I looked outside. It was sunny, but the ground was wet. A sure sign that it had rained overnight. The course was already incredibly muddy the day before. What tires would I run? What clothing would I wear? Questions tried to flood my brain, but I just took a moment.
I worked incredibly hard to be at this race. As did everyone who lined up. I think that’s special. The build up to this race, which would act as the Olympic Qualifiers for many countries, was very long. I spent an enormous amount of time training. I pushed myself harder than I ever have before and I can say that with absolute certainty. The part that is less seen or understood is everything else. All of the extras. The things we give up in favor of another workout. The people we lean on and those who pick up any slack we may have as we prepare for this moment. It’s a million little things. When I was named to the Olympic Long Team almost a year ago, I asked myself what do I want to do about this? I want to line up at the Olympic Qualifier knowing that I did every single thing in my power to prepare with the time I had. I sat on the side of the bed and I breathed. I had already done that. I was already filled with gratitude.

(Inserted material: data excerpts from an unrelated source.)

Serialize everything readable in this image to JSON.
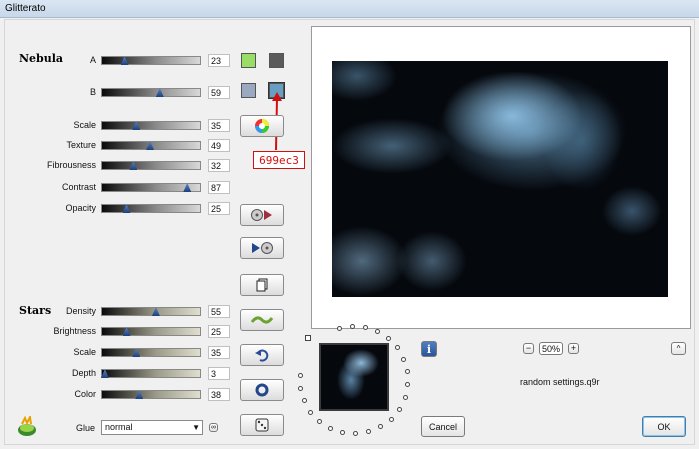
{
  "window": {
    "title": "Glitterato"
  },
  "nebula": {
    "heading": "Nebula",
    "sliders": [
      {
        "id": "a",
        "label": "A",
        "value": "23",
        "fraction": 0.23
      },
      {
        "id": "b",
        "label": "B",
        "value": "59",
        "fraction": 0.59
      },
      {
        "id": "scale",
        "label": "Scale",
        "value": "35",
        "fraction": 0.35
      },
      {
        "id": "texture",
        "label": "Texture",
        "value": "49",
        "fraction": 0.49
      },
      {
        "id": "fibrousness",
        "label": "Fibrousness",
        "value": "32",
        "fraction": 0.32
      },
      {
        "id": "contrast",
        "label": "Contrast",
        "value": "87",
        "fraction": 0.87
      },
      {
        "id": "opacity",
        "label": "Opacity",
        "value": "25",
        "fraction": 0.25
      }
    ],
    "swatches": {
      "a1": "#99dd66",
      "a2": "#5a5a5a",
      "b1": "#9aa8c0",
      "b2": "#699ec3"
    }
  },
  "stars": {
    "heading": "Stars",
    "sliders": [
      {
        "id": "density",
        "label": "Density",
        "value": "55",
        "fraction": 0.55
      },
      {
        "id": "brightness",
        "label": "Brightness",
        "value": "25",
        "fraction": 0.25
      },
      {
        "id": "scale",
        "label": "Scale",
        "value": "35",
        "fraction": 0.35
      },
      {
        "id": "depth",
        "label": "Depth",
        "value": "3",
        "fraction": 0.03
      },
      {
        "id": "color",
        "label": "Color",
        "value": "38",
        "fraction": 0.38
      }
    ]
  },
  "glue": {
    "label": "Glue",
    "value": "normal"
  },
  "annotation": {
    "text": "699ec3",
    "color": "#d01010"
  },
  "zoom": {
    "value": "50%",
    "minus": "−",
    "plus": "+"
  },
  "info_icon": "i",
  "collapse_glyph": "^",
  "settings_file": "random settings.q9r",
  "buttons": {
    "cancel": "Cancel",
    "ok": "OK"
  }
}
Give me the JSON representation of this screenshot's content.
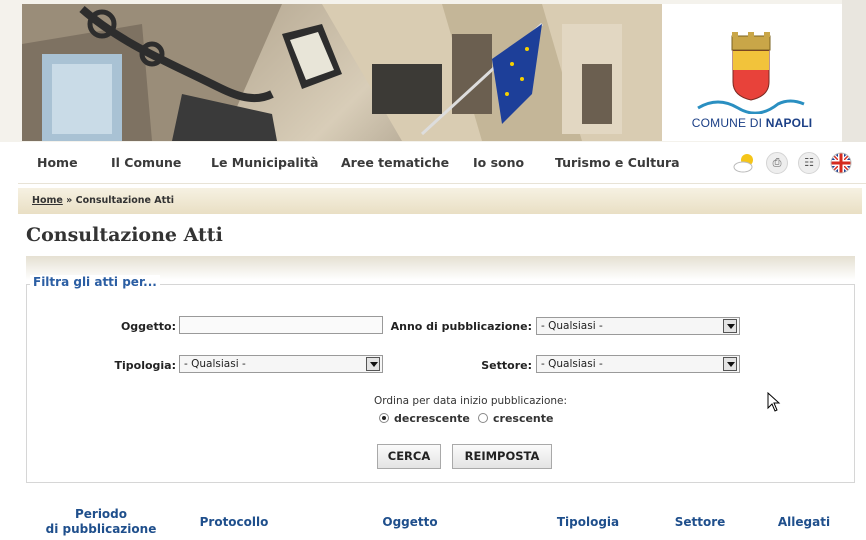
{
  "header": {
    "logo_text_light": "COMUNE DI",
    "logo_text_bold": "NAPOLI"
  },
  "nav": {
    "items": [
      "Home",
      "Il Comune",
      "Le Municipalità",
      "Aree tematiche",
      "Io sono",
      "Turismo e Cultura"
    ]
  },
  "breadcrumb": {
    "home": "Home",
    "separator": "»",
    "current": "Consultazione Atti"
  },
  "page": {
    "title": "Consultazione Atti"
  },
  "filter": {
    "legend": "Filtra gli atti per...",
    "oggetto_label": "Oggetto:",
    "oggetto_value": "",
    "anno_label": "Anno di pubblicazione:",
    "anno_value": "- Qualsiasi -",
    "tipologia_label": "Tipologia:",
    "tipologia_value": "- Qualsiasi -",
    "settore_label": "Settore:",
    "settore_value": "- Qualsiasi -",
    "order_label": "Ordina per data inizio pubblicazione:",
    "order_desc": "decrescente",
    "order_asc": "crescente",
    "order_selected": "decrescente",
    "search_button": "CERCA",
    "reset_button": "REIMPOSTA"
  },
  "results": {
    "columns": [
      "Periodo",
      "di pubblicazione",
      "Protocollo",
      "Oggetto",
      "Tipologia",
      "Settore",
      "Allegati"
    ]
  },
  "colors": {
    "accent_blue": "#2b5ea3",
    "breadcrumb_bg": "#efe6cf"
  }
}
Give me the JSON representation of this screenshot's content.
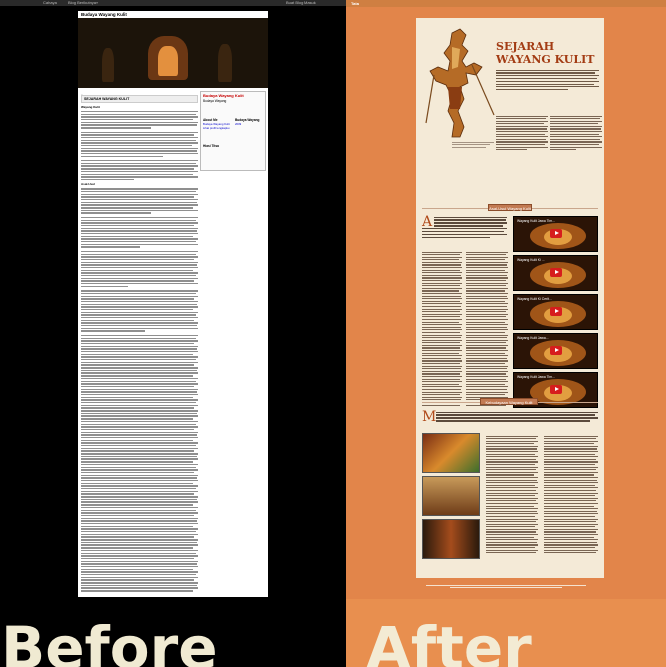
{
  "before": {
    "browser_bar": {
      "left_label": "Cahaya",
      "blog_label": "Blog Berikutnya»",
      "right_links": [
        "Buat Blog",
        "Masuk"
      ]
    },
    "blog_title": "Budaya Wayang Kulit",
    "post_title": "SEJARAH WAYANG KULIT",
    "post_subtitle": "Wayang Kulit",
    "section_heading": "Asal-Usul",
    "sidebar": {
      "title": "Budaya Wayang Kulit",
      "subtitle": "Budaya Wayang",
      "about_heading": "About Me",
      "archive_heading": "Budaya Wayang",
      "archive_year": "2009",
      "footer_heading": "Hiasi Titsa",
      "profile_link": "Lihat profil lengkapku",
      "author": "Budaya Wayang Kulit"
    },
    "bottom_label": "Before"
  },
  "after": {
    "logo": "Tata",
    "title": "SEJARAH WAYANG KULIT",
    "section_button_1": "Asal-Usul Wayang Kulit",
    "section_button_2": "Kebudayaan Wayang Kulit",
    "video_titles": [
      "Wayang Kulit Jawa Tim...",
      "Wayang Kulit Ki ...",
      "Wayang Kulit Ki Cerit...",
      "Wayang Kulit Jawa...",
      "Wayang Kulit Jawa Tim..."
    ],
    "bottom_label": "After"
  },
  "colors": {
    "before_background": "#000000",
    "after_background": "#e2854a",
    "after_title": "#a33c14",
    "label_text": "#f0ead2"
  },
  "icons": [
    "play-icon"
  ]
}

Now…it was time to race. I circled back to all of those other questions and analyzed every situation. Now was no time to do anything half way. I wanted every decision to be made to the best of my abilities. With mud clearly a huge factor in this race I lined up with a 2.4 Aspen in the Front and a 2.25 Ardent in the rear, of course, sealed with Orange Seal.

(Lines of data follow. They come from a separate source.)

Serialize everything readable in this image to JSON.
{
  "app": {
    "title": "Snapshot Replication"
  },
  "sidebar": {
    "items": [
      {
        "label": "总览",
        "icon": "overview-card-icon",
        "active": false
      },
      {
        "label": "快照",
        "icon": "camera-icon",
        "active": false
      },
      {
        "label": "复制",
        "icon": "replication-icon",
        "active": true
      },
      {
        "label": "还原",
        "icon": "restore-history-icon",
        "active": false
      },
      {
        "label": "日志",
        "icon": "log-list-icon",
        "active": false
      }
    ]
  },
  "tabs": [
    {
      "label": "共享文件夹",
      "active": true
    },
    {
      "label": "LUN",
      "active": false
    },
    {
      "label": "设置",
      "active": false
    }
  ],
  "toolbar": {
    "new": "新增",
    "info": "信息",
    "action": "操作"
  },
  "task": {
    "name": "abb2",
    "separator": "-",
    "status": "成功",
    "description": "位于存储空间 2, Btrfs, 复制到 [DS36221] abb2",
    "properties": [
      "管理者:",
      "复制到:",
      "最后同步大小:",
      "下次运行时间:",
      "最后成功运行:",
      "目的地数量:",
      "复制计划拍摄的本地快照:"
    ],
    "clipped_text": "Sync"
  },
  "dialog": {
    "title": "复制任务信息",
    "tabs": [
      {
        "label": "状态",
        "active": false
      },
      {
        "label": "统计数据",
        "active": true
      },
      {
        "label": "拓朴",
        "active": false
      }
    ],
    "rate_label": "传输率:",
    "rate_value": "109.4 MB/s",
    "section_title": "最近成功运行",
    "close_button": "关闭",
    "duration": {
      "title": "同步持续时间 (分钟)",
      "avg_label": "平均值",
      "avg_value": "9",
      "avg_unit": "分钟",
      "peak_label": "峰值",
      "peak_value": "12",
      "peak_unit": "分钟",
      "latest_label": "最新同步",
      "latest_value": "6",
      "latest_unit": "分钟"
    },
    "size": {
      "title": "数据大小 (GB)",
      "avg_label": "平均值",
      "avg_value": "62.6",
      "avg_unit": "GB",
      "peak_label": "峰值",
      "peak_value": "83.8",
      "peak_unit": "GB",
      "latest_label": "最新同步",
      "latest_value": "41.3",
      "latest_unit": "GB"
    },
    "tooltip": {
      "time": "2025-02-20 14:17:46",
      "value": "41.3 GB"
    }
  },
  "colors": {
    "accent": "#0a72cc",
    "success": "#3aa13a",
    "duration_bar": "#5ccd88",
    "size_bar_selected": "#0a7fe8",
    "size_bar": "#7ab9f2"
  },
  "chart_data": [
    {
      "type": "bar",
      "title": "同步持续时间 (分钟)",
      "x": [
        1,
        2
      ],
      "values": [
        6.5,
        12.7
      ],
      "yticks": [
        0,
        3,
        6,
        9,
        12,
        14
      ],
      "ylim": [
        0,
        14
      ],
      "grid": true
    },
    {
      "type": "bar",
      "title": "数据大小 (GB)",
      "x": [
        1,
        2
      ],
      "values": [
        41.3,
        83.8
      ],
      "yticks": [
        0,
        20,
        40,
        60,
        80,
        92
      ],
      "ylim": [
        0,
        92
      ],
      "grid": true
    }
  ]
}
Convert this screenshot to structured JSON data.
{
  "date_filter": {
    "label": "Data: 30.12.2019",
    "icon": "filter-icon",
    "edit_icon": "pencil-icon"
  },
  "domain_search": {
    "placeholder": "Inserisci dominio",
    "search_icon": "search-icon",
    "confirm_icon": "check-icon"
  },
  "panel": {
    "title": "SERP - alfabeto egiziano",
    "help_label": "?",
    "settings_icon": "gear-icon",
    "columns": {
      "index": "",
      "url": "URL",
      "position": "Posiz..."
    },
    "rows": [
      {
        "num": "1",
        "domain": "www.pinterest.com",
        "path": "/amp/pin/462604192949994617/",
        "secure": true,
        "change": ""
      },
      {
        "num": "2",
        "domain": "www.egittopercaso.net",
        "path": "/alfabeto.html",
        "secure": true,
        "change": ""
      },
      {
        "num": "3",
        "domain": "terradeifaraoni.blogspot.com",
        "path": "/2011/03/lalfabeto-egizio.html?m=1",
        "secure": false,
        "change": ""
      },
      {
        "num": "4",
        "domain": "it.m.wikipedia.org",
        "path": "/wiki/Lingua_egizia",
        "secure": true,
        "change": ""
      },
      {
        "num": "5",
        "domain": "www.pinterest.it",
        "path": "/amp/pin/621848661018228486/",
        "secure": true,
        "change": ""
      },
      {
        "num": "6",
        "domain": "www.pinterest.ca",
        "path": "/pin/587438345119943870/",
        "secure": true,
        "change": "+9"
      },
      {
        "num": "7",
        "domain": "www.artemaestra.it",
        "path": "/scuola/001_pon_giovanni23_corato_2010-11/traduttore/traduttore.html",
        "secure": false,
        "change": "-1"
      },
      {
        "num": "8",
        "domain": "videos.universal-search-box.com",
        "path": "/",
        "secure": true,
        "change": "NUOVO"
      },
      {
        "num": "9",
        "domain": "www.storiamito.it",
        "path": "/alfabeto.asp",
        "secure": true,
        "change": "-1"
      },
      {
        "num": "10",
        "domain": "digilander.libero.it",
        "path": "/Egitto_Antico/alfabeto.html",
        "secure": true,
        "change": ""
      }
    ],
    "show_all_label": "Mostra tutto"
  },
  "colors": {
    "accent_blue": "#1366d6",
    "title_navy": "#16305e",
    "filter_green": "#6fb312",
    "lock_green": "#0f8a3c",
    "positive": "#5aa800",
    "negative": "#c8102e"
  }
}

As I sat on the rollers inside of the box, I said a prayer of gratitude. I looked around at the 100+ women about to line up. Every single woman had a goal on their mind. The tension was palpable. It was go time.
I was called to the line in 73rd position. That’s the 9th row. That’s a lot of people who can make a mistake or hold me up. I knew that being calm would continue to be my friend as the race began. So, I eased off of the line. A small hang up happened to the sides of me, but I was able to use my calm to navigate around it. I knew I had about 6 minutes between me and the singletrack. That was 6 minutes that I could make passes before I knew that I would be hung up and probably walking.

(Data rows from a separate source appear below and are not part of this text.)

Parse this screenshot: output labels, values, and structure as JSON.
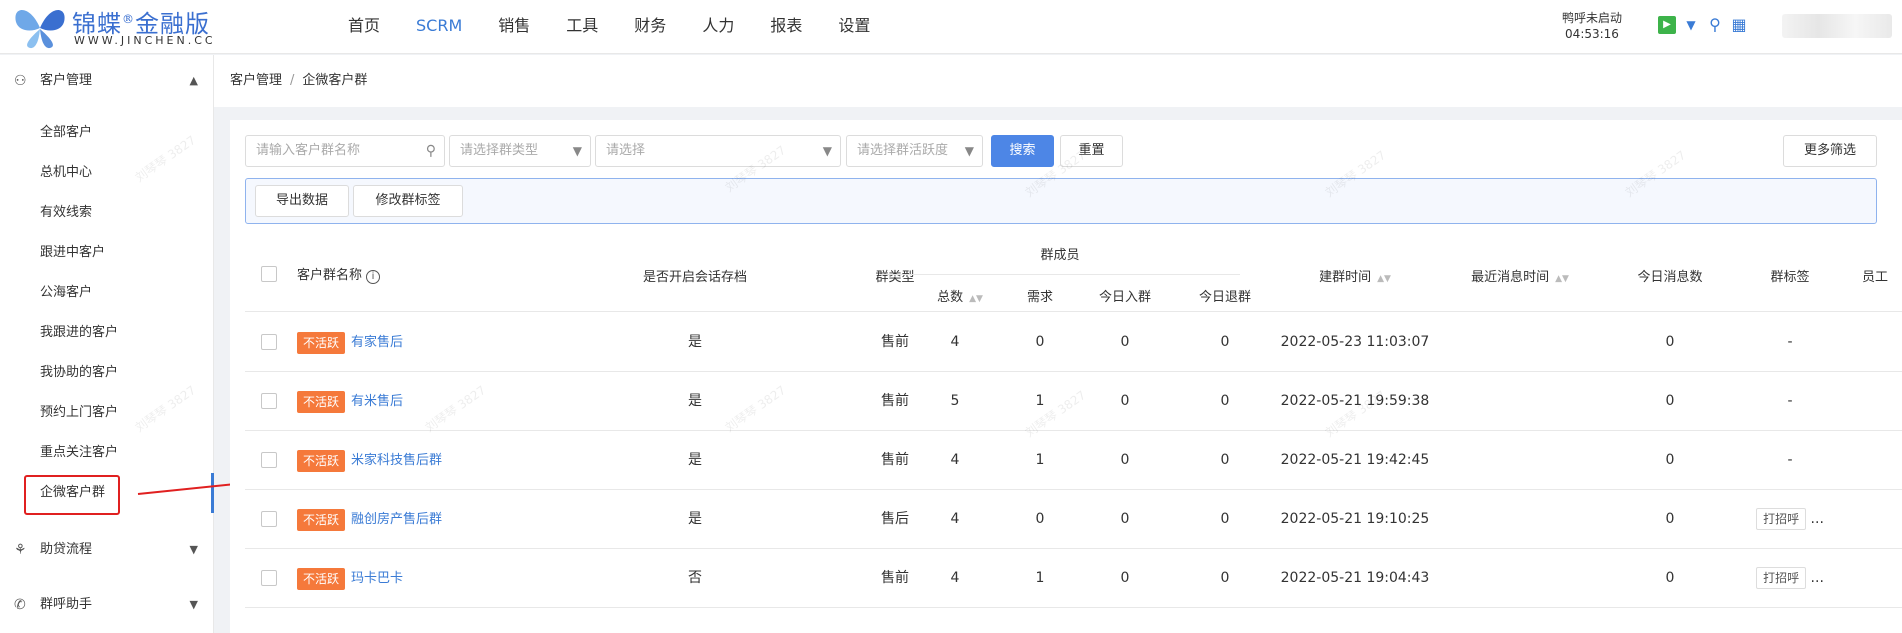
{
  "brand": {
    "name": "锦蝶",
    "reg": "®",
    "edition": "金融版",
    "domain": "WWW.JINCHEN.CC"
  },
  "nav": [
    "首页",
    "SCRM",
    "销售",
    "工具",
    "财务",
    "人力",
    "报表",
    "设置"
  ],
  "nav_active": "SCRM",
  "call": {
    "status": "鸭呼未启动",
    "time": "04:53:16"
  },
  "sidebar": {
    "group1": "客户管理",
    "items": [
      "全部客户",
      "总机中心",
      "有效线索",
      "跟进中客户",
      "公海客户",
      "我跟进的客户",
      "我协助的客户",
      "预约上门客户",
      "重点关注客户",
      "企微客户群"
    ],
    "group2": "助贷流程",
    "group3": "群呼助手"
  },
  "breadcrumb": {
    "parent": "客户管理",
    "sep": "/",
    "current": "企微客户群"
  },
  "filters": {
    "name_placeholder": "请输入客户群名称",
    "type_placeholder": "请选择群类型",
    "select_placeholder": "请选择",
    "activity_placeholder": "请选择群活跃度",
    "search": "搜索",
    "reset": "重置",
    "more": "更多筛选"
  },
  "actions": {
    "export": "导出数据",
    "edit_tags": "修改群标签"
  },
  "table": {
    "headers": {
      "name": "客户群名称",
      "archive": "是否开启会话存档",
      "type": "群类型",
      "members": "群成员",
      "total": "总数",
      "need": "需求",
      "join_today": "今日入群",
      "quit_today": "今日退群",
      "created": "建群时间",
      "last_msg": "最近消息时间",
      "msgs_today": "今日消息数",
      "tag": "群标签",
      "staff": "员工"
    },
    "rows": [
      {
        "status": "不活跃",
        "name": "有家售后",
        "archive": "是",
        "type": "售前",
        "total": "4",
        "need": "0",
        "join": "0",
        "quit": "0",
        "created": "2022-05-23 11:03:07",
        "msgs": "0",
        "tag": "-"
      },
      {
        "status": "不活跃",
        "name": "有米售后",
        "archive": "是",
        "type": "售前",
        "total": "5",
        "need": "1",
        "join": "0",
        "quit": "0",
        "created": "2022-05-21 19:59:38",
        "msgs": "0",
        "tag": "-"
      },
      {
        "status": "不活跃",
        "name": "米家科技售后群",
        "archive": "是",
        "type": "售前",
        "total": "4",
        "need": "1",
        "join": "0",
        "quit": "0",
        "created": "2022-05-21 19:42:45",
        "msgs": "0",
        "tag": "-"
      },
      {
        "status": "不活跃",
        "name": "融创房产售后群",
        "archive": "是",
        "type": "售后",
        "total": "4",
        "need": "0",
        "join": "0",
        "quit": "0",
        "created": "2022-05-21 19:10:25",
        "msgs": "0",
        "tag": "打招呼",
        "more": "..."
      },
      {
        "status": "不活跃",
        "name": "玛卡巴卡",
        "archive": "否",
        "type": "售前",
        "total": "4",
        "need": "1",
        "join": "0",
        "quit": "0",
        "created": "2022-05-21 19:04:43",
        "msgs": "0",
        "tag": "打招呼",
        "more": "..."
      }
    ]
  },
  "watermark": "刘琴琴 3827",
  "colors": {
    "accent": "#3a7bd5",
    "inactive_tag": "#f5793b",
    "highlight": "#e02020"
  }
}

Every minute that went by I was ratcheting up the pace and trying to get around as many women as possible. When I had only about 2 minutes to the singletrack, I was full gas. I knew I had to make as many passes as possible. When we hit the singletrack, it was just as I expected. Chaos ensued as we all dismounted our bikes and bottlenecked and jockeyed for position.
Throughout the next 5 laps on that course, I had an absolute blast. I enjoyed every moment of that race. The mud was agonizingly thick, and in other places shockingly slippery. I was covered from head to toe in mud. I knew I had sections that I was strong at, and others were the mud got the best of me. Nothing really phased me emotionally though. I just kept moving forward. I ran into a tree, I spent a lot of time running and on my feet in thick mud. I did not ride perfectly, but I don’t think anyone did in these conditions. It was a battle of wills and a battle of the least amount of mistakes.
When we entered the final lap, I was pretty empty. I had given it every single thing I had and it felt good to wring myself dry in that final lap. I crossed the finish line in 49th, much higher than I had started. Sure, I would have loved a better number and a better result, but that’s part of the game. I don’t think I’ll honestly ever be ‘satisfied’ until I’m at the front. But for today, I am pleased with the way I rode, I am pleased with the progress I made, I’m pleased with my calm in the chaos and I am always moving forward.